В понедельник они выдвинулись в путь задолго до рассвета. «Carpe diem!»[8]
— сказал Тонино заспанному Синише, следя за тем, чтобы он не споткнулся, пока они спускались по лестнице. «Аделина» нежно заурчала, словно очаровательная дамочка на исходе своих лучших лет.— Ахой, муожики! Грядете цой вторицьуонского потроахать? — послышалось с мрачного берега, когда они проходили мимо Лайтерны.
— Какж еще! Мы слыхали, цьто мати твоя и сиестра тож туда собироаюца арривить! — тут же ответил Тонино и засмеялся вместе с невидимым смотрителем маяка.
Ни этих притворных переругиваний, ни смеха, ни наступившей затем тишины Синиша не услышал. Он уснул, свернувшись на лавке в каюте, пока Тонино отвязывал швартов. Обессилевший от двух бессонных ночей и тревожных мыслей (на следующую ночь он не слышал ни старого, ни молодого Тонино, но все равно не мог заснуть), в минувшую ночь он спал как сурок и проспал бы до послезавтра, если бы Тонино тайком не поставил в его шкаф тарелку, в которую положил две ложки и заведенный будильник. Он оделся с полузакрытыми глазами, перекинул через плечо сумку с ноутбуком, на кухне клевал носом, пока ждал Тонино, а потом, качаясь, побрел за ним в холодную ночь, не видя ничего вокруг себя, больше похожий на сонную курицу, чем на единственного представителя власти на этом острове.
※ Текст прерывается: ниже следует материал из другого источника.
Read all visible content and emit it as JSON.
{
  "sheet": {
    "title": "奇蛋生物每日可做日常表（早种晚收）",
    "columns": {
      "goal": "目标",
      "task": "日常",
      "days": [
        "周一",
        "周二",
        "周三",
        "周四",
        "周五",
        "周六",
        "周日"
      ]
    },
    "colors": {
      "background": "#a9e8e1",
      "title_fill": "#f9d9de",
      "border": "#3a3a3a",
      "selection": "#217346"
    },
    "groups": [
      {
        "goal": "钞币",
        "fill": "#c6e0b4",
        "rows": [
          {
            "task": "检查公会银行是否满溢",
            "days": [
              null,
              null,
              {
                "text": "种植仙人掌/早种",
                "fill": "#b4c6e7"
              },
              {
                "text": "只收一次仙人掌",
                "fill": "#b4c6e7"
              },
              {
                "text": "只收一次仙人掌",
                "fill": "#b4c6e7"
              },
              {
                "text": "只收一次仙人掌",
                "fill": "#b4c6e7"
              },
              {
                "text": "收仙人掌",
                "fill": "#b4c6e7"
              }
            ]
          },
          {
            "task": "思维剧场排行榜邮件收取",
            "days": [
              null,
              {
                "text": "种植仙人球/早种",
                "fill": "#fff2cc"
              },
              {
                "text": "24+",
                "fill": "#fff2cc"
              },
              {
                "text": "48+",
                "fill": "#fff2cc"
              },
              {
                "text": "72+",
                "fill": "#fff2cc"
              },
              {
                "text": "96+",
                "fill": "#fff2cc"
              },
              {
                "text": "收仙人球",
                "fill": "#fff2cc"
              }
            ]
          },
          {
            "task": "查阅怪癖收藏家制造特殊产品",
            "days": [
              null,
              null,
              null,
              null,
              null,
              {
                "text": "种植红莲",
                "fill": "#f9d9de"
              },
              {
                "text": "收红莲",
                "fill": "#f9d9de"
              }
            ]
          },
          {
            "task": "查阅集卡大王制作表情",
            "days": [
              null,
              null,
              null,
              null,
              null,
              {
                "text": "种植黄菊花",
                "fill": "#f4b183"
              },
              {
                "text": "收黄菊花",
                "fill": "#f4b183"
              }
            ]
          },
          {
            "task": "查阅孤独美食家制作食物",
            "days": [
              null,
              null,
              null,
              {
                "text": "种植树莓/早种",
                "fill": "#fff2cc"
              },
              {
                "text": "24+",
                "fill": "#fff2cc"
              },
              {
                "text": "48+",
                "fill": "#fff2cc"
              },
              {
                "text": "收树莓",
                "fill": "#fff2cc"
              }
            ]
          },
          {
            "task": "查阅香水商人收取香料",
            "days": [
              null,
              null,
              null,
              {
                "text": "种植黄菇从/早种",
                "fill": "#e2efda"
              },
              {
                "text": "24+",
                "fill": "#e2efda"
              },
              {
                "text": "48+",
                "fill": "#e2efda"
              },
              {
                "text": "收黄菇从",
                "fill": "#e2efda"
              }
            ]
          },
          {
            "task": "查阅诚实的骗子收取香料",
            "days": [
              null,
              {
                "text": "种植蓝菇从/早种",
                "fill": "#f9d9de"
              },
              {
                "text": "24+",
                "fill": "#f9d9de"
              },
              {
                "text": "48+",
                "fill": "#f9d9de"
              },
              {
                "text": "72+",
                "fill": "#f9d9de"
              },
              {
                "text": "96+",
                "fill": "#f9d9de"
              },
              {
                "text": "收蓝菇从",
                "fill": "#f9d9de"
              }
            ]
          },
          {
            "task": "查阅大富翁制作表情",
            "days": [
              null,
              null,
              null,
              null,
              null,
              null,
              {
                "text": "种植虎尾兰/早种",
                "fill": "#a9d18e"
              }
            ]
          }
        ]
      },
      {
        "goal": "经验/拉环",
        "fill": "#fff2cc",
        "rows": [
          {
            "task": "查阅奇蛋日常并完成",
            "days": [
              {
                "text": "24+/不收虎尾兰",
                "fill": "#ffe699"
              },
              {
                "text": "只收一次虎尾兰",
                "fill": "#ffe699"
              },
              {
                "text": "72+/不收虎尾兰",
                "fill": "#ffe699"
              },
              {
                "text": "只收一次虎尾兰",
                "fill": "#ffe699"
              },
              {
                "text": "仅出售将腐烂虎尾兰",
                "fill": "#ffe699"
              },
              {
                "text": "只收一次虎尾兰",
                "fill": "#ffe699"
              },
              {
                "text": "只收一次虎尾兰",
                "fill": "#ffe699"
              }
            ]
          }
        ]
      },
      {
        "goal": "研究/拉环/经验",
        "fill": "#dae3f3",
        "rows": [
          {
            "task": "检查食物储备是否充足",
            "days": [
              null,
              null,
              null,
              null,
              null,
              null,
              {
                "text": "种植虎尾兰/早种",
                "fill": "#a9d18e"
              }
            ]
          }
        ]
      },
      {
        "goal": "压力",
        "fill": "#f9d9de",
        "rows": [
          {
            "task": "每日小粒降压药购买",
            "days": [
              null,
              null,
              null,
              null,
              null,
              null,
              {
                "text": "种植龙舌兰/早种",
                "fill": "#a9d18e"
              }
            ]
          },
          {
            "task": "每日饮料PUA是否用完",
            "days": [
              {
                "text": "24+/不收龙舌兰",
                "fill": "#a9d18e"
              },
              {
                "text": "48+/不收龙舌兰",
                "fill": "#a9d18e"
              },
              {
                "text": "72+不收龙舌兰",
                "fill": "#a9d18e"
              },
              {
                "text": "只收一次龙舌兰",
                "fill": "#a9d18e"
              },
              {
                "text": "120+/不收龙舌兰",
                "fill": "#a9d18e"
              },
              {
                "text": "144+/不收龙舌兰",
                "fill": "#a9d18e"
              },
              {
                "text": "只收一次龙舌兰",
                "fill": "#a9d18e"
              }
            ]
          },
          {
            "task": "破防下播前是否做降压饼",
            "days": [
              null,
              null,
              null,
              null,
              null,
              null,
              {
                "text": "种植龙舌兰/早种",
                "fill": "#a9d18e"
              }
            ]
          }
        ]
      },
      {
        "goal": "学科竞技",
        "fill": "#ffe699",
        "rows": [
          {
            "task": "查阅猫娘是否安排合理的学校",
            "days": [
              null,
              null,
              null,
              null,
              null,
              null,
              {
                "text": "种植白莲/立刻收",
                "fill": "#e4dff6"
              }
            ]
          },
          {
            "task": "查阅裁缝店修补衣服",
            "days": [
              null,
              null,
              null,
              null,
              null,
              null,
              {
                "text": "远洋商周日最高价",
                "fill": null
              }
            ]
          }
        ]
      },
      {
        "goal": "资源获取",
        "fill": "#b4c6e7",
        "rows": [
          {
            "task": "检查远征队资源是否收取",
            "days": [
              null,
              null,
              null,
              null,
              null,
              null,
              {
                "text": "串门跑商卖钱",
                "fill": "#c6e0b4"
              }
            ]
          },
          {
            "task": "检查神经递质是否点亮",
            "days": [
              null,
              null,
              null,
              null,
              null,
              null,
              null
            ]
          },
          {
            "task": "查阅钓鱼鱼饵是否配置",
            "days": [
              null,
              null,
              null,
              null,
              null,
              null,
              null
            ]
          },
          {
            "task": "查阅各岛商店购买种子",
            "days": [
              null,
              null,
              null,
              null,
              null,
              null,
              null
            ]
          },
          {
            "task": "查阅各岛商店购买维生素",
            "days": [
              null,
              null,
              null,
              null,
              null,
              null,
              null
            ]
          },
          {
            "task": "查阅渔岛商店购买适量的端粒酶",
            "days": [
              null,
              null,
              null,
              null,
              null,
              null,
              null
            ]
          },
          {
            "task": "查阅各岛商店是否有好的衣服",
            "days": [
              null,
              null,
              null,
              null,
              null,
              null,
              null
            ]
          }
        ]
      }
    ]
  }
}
Тонино разбудил его, как они заранее договорились:
— Повери, просыпайся, мы достигли точки.
— Шт-ш?..
— Ну, если ты настаиваешь, можем назвать ее так. Мы то бишь доплыли до точки «Штш?», после которой ты вновь окажешься в зоне доступности своей мобильной телефонии! Ау, ты слышишь, что я тебе говорю?
— М-м-м?
— Синиша, я не желаю, чтобы ты потом все сваливал на меня. Изволь сейчас же проснуться. Синиша, в школу опоздаешь!
— Дружище… — простонал наконец поверенный. — Какая, блин, еще на хрен школа… Ты не мог бы ехать помедленнее?
— Carpe diem, мой дорогой поверенный. Используй день. Кто знает, когда еще представится такая возможность.
— Где там твой термос?
— Кофе уже ждет тебя в чашке, а пирожные на тарелке. Вставай скорее и иди завтракать. Я возвращаюсь за штурвал.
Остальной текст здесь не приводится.